Dejando aparte otras muchas miserias de esta epidemia, que ocurrieron a particulares, a unos más ásperamente que a otros, este mal comprendía en sí todos los otros y no se sufría más que él, de suerte que cuanto se hacía para curar otras enfermedades aprovechaba para aumentarlo, y así unos morían por no ser bien curados, y otros por serlo demasiado, no hallándose medicina segura, porque lo que aprovechaba a uno hacía daño a otro. Quedaban los cuerpos muertos enteros, sin que apareciese en ellos diferencia de fuerza ni flaqueza; y no bastaba buena complexión ni buen régimen para eximirse del mal. Lo más grave era la desesperación y la desconfianza del hombre al sentirse atacado, pues muchos, teniéndose ya por muertos, no hacían resistencia ninguna al mal. Por otra parte, la dolencia era tan contagiosa que atacaba a los médicos. A causa de ello muchos morían por no ser socorridos, y muchas casas quedaron vacías. Los que visitaban a los enfermos morían también como ellos, mayormente los hombres de bien y de honra que tenían vergüenza de no ir a ver a sus parientes y amigos, y más querían ponerse a peligro manifiesto que faltarles en tal necesidad. A todos contristaba mal tan grande, viendo los muchos que morían, y los lloraban y compadecían. Mas, sobre todo, los que habían escapado del mal, sentían la miseria de los demás por haberla experimentado en sí mismos, aunque estaban fuera de peligro, porque no repetía la enfermedad al que la había padecido, a lo menos para matarle; por lo cual tenían por bienaventurados a los que sanaban, y ellos mismos por la alegría de haber curado presumían escapar después de todas las otras enfermedades que les viniesen.

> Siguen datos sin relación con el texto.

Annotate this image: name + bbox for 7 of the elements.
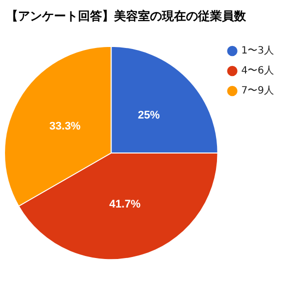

Además de la epidemia, apremiaba a los ciudadanos la molestia y pesadumbre por la gran cantidad y diversidad de bienes muebles y efectos que habían metido en la ciudad los que se acogieron a ella, porque, habiendo falta de moradas y siendo las casas estrechas y ocupadas por aquellos bienes y alhajas, no tenían donde revolverse, mayormente en tiempo de calor como lo era. Por eso muchos morían en las cuevas echados y donde podían, sin respeto alguno, y algunas veces los unos sobre los otros yacían en calles y plazas, revolcados y medio muertos, y en torno de las fuentes por el deseo que tenían del agua. Los templos donde muchos habían puesto sus estancias y albergues estaban llenos de hombres muertos, porque la fuerza del mal era tanta que no sabían qué hacer. Nadie se cuidaba de religión ni de santidad, sino que eran violados y confusos los derechos de sepulturas de que antes usaban, pues cada cual sepultaba los suyos donde podía. Algunas familias, viendo los sepulcros llenos por la multitud de los que habían muerto de su linaje, tenían que echar los cuerpos de los que morían después en sepulcros sucios y llenos de inmundicias. Algunos, viendo preparada la hoguera para quemar el cuerpo de un muerto, lanzaban dentro el cadáver de su pariente ó deudo, y la ponían fuego por debajo; otros lo echaban encima del que ya ardía y se iban.
Además de todos estos males, fue también causa la epidemia de una mala costumbre, que después se extendió a otras muchas cosas y más grandes, porque no tenían vergüenza de hacer públicamente lo que antes hacían en secreto, por vicio y deleite.